What do you notice? What do you wonder?

### 8.2: The Hulme Arch Bridge

The Hulme Arch Bridge in Manchester, England is shaped like a parabola. The ends of the arch are 52 meters apart, and it is 25 meters high.

1. Use the description to help you label the 3 coordinates on the graph.
2. Han wants to model the shape of the arch with the graph of a function, and he chooses $$H(x) = x(52-x)$$, where $$H(x)$$ is the height in meters above a point $$x$$ meters along the base of the arch from the left end.
1. For the $$x$$-coordinates of the three points, what are the corresponding points on the graph of $$H$$?
2. What aspects of the shape does Han’s function model well, and what parts does it not model well?
3. Compare the height of Han’s graph with the height of the Hulme Arch Bridge. How can you change the outputs of $$H$$ to make it fit better? What would the revised version of $$H(x)$$ be?

### 8.3: Feed the Dog

A certain brand of dog food gives the minimum daily amount of food a dog needs depending on its weight. We want to model the relationship between the amount of food and the dog’s weight with a function $$F$$, where $$F(w)$$ is the amount of food, in grams, needed by a dog weighing $$w$$ pounds.

weight (pounds) food (grams)
5 50
10 75
20 130
40 230
60 305
80 375
100 435
1. Use graphing technology to find a linear function, $$F(w) = mw + b$$, that fits the data.
2. What aspects of the data does your function model well and what aspects does it not model well?
3. The graph of $$f(w) = w^{\frac23}$$ has a general shape that fits the data. Use graphing technology to find a scale factor $$k$$ so that $$F(w) = kf(w)$$ fits the data.

1. How do the graphs of $$a(w) = 42w^{\frac{1}{2}}$$, $$b(w) = 20w^{\frac{2}{3}}$$, and $$c(w) = 14w^{\frac{3}{4}}$$ compare?
2. Which one do you think can be used to produce the best model of the amount of food needed? Explain your reasoning.

### Summary

Sometimes when we want to model data, we can look at the context and the shape of the data to help us figure out what type of function to use. Once we have the same general shape, we can translate a function up, down, left, or right or reflect a function to make it fit the data better. But sometimes these types of transformations are not enough.

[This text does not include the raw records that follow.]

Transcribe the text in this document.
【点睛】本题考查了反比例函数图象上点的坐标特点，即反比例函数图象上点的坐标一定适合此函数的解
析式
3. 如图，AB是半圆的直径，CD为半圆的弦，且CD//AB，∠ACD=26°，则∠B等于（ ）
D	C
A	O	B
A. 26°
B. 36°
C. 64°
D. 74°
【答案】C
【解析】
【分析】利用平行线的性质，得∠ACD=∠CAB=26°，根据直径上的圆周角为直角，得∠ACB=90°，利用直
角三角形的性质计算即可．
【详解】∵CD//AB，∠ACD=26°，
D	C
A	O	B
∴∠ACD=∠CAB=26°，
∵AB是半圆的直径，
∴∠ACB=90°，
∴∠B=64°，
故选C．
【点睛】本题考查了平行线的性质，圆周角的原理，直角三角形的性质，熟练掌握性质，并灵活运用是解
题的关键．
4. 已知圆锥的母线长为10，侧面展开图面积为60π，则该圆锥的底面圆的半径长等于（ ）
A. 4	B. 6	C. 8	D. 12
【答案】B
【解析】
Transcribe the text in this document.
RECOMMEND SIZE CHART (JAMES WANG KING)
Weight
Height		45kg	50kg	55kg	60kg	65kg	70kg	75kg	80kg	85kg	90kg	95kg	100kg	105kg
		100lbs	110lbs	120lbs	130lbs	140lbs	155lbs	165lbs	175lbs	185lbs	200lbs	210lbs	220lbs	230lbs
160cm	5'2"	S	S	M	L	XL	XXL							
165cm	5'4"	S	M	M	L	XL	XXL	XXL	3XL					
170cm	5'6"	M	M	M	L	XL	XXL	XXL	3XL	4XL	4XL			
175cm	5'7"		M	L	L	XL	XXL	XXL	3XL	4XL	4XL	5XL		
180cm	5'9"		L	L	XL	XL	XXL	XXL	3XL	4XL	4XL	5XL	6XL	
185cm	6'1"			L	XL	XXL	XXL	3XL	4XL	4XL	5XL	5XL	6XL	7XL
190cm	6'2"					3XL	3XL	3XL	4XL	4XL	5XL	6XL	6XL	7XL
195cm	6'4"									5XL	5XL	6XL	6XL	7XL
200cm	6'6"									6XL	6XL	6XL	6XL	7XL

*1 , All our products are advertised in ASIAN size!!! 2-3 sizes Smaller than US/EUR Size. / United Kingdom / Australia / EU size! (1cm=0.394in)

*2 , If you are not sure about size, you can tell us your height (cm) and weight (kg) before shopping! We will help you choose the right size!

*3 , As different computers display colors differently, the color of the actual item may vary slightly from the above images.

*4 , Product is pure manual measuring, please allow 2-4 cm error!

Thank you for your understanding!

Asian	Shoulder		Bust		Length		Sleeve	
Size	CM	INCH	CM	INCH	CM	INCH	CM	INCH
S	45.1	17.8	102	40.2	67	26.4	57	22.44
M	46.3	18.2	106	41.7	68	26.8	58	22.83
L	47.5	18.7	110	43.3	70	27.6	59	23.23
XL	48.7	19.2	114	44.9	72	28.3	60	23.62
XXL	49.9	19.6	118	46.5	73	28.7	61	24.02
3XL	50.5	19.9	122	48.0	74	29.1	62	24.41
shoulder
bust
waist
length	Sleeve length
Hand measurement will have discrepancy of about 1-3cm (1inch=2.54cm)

For example, the towers of the Golden Gate bridge in San Francisco are 1280 meters apart, and the tops of the towers are 152 meters above the roadway. If we place the $$x$$-axis at the top of the towers, we can model the parabolic shape representing the suspension cable between them using a quadratic function with zeros at 0 and 1280, given by $$f(x) = x(x-1280)$$. Unfortunately, the model should have a value of -152 at $$x=640$$, which is halfway between the towers, and instead we have

$$\displaystyle f(640) = 640(640-1280) = \text-640^2 = \text-409,\!600.$$

No number of translations or reflections of the current model will make a graph that matches the shape of the suspension cables and also keeps the zeros at 0 and 1280. So instead of adding to or subtracting from the output, we're going to multiply the output by a scale factor, $$k$$. Using multiplication means we keep the zeros where they are while scaling all the other output values. To make -409,600 be -152, we are going to have to squash the graph using a very small scale factor. If we choose a scale factor $$k = \frac{152}{409,600} = 0.000371$$, then the graph of $$y = kf(x) = 0.000371x(x-1280)$$ has the same shape as the bridge.